“Described as hallucination, confabulation or just plain making things up, it’s now a problem for every business, organization and high school student trying to get a generative AI system to compose documents and get work done." fortune.com/2023/08/01/can-ai-

@lilithsaintcrow And it's going to get worse very rapidly as the public internet is contaminated with this wordwooze, and new generations of LLM are trained on a skimmed internet text contaminated with this semantic diarrhoea (feeding GAN output back into a GAN rapidly causes it to degenerate). Our LLMs may already be at their zenith in terms of quality.

@cstross @lilithsaintcrow

Back in 2000, I wrote my first tech book using the manual and carefully selected mailing list archives.

At some point in the naughties, I switched to search engines and got high-quality results.

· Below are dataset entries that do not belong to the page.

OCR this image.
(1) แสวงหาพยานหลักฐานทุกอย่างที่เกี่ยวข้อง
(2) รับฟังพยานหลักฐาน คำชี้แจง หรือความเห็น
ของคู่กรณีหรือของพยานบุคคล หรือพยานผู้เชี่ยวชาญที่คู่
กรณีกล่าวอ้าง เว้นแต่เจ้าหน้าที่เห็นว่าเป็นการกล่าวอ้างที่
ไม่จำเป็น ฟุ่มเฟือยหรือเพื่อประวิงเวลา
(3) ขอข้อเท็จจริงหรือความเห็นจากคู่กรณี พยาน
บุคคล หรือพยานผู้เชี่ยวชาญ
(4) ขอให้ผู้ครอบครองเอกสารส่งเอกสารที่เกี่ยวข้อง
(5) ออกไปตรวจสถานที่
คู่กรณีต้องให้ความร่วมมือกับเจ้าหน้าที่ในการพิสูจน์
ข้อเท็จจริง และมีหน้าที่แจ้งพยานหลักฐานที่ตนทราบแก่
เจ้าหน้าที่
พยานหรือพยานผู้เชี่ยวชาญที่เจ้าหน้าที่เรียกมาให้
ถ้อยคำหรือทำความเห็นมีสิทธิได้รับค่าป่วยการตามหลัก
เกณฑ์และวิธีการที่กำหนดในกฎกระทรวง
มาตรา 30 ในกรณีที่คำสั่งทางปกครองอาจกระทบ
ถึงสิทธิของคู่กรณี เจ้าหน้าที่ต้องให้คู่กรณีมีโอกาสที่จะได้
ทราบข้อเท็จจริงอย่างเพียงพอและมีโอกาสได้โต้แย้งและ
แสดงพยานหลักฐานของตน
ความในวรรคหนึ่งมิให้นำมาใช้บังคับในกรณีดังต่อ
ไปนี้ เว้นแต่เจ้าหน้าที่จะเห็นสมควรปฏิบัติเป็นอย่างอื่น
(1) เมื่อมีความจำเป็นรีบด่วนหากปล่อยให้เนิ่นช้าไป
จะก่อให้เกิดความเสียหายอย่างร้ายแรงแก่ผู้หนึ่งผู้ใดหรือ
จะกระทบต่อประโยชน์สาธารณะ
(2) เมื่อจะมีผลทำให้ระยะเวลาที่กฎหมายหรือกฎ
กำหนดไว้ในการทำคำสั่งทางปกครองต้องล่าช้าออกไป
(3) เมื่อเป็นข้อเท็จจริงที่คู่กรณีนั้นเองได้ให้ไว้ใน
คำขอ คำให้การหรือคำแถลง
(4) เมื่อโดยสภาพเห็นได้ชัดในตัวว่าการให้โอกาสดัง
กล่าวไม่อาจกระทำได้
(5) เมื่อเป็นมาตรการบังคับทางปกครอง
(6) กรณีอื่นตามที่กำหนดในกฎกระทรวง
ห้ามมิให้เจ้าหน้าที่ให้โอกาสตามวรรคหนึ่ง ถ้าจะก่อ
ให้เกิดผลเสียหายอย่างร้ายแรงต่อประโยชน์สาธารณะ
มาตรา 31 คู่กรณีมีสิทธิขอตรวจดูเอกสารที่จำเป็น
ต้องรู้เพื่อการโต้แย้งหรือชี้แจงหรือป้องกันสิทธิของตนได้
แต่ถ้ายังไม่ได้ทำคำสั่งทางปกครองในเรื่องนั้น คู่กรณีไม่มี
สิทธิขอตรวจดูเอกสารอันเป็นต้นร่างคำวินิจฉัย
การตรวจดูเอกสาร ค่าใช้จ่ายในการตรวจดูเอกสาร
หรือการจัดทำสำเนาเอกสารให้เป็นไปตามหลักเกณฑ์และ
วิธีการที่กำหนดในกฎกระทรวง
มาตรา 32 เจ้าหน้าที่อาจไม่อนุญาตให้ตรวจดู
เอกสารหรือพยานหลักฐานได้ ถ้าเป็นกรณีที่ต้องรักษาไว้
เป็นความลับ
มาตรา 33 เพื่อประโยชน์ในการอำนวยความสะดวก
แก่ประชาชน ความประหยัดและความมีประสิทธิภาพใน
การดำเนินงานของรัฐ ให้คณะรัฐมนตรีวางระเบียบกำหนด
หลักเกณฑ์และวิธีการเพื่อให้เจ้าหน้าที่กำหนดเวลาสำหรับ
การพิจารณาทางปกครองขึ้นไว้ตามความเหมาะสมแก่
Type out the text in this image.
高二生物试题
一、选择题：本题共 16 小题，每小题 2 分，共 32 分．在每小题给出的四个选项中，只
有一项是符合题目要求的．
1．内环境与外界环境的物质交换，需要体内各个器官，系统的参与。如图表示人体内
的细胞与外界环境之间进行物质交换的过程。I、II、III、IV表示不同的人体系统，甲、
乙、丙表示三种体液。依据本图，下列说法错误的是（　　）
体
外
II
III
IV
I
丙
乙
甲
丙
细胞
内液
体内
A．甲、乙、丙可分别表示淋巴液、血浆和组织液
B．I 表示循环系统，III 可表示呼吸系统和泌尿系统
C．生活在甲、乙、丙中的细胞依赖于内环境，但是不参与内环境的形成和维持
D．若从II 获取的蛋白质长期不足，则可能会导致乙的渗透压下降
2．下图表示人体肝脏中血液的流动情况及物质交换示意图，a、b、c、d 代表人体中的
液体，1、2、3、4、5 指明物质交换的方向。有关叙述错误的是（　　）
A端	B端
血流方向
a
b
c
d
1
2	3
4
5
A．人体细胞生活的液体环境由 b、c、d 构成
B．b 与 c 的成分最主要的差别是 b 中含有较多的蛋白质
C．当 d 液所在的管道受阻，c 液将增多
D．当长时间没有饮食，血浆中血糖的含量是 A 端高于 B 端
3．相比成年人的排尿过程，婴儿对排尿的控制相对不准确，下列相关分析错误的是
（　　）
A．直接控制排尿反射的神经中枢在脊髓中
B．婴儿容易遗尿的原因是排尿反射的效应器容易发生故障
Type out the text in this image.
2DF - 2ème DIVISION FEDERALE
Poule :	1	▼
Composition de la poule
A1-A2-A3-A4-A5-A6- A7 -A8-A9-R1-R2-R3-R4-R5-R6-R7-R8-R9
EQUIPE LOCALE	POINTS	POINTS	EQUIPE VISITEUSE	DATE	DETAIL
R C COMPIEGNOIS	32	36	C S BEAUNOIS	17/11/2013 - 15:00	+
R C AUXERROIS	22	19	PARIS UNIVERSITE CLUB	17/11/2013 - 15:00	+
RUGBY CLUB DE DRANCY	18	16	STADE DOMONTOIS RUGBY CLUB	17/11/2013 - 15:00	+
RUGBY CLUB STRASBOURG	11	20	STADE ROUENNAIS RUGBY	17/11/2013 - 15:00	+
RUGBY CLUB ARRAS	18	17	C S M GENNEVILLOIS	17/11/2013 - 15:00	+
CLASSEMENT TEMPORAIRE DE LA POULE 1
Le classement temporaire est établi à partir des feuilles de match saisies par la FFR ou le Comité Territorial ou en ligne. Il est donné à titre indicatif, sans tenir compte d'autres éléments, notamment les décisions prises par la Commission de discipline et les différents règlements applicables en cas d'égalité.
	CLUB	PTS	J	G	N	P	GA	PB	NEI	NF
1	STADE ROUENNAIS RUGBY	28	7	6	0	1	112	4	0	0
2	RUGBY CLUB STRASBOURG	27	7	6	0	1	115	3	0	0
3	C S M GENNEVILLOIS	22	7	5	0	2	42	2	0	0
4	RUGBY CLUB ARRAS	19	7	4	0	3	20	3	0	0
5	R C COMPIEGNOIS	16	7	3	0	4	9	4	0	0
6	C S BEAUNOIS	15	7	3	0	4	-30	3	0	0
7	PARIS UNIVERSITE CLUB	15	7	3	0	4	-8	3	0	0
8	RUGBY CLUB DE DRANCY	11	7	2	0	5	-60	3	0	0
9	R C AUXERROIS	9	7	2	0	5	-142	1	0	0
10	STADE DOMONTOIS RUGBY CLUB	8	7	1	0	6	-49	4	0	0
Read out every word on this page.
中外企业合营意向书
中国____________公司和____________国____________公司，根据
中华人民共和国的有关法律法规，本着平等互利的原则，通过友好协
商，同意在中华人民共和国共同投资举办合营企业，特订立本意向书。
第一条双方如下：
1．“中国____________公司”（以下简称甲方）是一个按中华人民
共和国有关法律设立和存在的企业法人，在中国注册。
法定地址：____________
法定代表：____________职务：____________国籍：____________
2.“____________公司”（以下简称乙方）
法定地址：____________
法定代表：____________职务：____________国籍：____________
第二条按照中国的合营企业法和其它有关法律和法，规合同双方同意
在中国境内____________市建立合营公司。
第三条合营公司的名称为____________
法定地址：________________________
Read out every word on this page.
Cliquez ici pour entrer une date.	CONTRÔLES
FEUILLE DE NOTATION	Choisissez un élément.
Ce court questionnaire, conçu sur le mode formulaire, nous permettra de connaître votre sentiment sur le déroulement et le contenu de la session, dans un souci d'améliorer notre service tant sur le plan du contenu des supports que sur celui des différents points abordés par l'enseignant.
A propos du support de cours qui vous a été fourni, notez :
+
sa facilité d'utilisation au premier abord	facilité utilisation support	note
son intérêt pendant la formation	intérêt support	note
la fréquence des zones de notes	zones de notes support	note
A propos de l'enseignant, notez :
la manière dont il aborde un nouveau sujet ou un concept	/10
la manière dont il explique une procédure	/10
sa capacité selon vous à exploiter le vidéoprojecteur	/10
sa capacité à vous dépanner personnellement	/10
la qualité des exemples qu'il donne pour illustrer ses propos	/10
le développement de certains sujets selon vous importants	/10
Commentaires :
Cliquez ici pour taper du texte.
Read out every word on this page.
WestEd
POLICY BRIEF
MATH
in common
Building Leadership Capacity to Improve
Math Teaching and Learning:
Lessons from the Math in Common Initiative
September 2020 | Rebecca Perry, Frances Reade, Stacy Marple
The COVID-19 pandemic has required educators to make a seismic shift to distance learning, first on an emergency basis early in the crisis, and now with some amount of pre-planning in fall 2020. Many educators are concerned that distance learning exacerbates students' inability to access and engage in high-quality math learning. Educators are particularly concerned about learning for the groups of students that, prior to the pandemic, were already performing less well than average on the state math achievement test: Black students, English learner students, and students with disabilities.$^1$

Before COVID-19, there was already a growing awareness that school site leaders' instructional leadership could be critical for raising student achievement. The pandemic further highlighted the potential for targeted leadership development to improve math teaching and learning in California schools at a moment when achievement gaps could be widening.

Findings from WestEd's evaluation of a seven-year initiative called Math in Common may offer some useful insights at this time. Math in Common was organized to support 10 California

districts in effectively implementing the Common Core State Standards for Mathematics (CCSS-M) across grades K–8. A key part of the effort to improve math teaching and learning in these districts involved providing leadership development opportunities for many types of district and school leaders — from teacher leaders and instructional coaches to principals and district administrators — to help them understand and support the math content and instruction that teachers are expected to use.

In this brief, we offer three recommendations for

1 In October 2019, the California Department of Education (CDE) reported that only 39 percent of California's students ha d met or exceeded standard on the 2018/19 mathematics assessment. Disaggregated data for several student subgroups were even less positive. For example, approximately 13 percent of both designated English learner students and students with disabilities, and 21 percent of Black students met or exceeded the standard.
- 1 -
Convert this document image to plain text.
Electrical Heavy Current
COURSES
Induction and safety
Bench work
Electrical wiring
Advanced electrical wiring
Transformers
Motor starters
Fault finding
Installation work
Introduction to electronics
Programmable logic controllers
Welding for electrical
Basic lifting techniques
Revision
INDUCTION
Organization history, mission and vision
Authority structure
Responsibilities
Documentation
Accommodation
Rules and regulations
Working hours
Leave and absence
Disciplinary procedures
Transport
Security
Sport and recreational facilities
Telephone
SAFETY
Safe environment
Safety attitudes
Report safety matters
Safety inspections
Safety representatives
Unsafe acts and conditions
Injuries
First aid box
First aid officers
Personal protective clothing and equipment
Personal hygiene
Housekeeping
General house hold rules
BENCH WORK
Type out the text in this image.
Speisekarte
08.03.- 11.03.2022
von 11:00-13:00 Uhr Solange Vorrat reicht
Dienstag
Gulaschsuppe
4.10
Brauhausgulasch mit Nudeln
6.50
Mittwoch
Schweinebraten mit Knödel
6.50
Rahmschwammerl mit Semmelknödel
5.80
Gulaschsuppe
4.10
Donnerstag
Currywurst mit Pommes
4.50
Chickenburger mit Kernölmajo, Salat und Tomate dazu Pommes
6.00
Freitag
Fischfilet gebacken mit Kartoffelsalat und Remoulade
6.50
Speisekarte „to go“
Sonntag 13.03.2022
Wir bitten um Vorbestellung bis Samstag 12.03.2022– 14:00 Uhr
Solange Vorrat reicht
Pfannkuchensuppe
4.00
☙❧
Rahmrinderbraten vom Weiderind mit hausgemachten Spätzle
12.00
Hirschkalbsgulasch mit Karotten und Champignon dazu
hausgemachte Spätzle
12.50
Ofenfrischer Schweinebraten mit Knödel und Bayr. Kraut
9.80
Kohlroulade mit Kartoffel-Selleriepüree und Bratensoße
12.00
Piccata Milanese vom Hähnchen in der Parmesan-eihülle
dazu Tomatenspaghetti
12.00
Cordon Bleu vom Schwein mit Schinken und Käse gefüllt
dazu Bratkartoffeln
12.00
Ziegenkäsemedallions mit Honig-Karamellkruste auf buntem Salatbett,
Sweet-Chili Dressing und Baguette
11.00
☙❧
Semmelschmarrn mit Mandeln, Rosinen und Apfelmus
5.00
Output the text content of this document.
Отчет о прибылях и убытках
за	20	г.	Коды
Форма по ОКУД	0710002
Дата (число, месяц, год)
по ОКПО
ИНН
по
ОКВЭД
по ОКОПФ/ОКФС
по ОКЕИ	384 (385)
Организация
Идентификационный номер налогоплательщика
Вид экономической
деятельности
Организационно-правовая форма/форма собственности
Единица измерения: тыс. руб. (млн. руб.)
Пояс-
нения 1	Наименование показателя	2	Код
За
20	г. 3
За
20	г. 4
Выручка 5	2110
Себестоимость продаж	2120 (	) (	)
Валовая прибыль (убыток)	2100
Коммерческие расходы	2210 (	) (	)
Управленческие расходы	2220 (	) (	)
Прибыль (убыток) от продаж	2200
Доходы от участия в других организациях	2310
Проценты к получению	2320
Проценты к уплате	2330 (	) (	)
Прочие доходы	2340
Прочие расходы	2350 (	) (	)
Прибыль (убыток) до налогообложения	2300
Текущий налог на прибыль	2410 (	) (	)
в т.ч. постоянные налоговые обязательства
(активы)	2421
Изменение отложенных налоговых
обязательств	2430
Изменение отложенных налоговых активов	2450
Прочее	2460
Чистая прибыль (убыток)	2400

The current book? LLM spam is so bad, I have had to fall back to the manual and carefully selected mailing list archives.

The book topic is highly niche, of interest to only a teeny handful of hardcore Unix sysadmins. (Running an email server with postfix, dovecot, DKIM and DMARC, etc.)

If my super-niche topic is LLM-polluted, I can't image how bad it is for, say, the high school kid writing about their country's government.

(This might be a repeat, sorry if so. I forget what I've said to who.)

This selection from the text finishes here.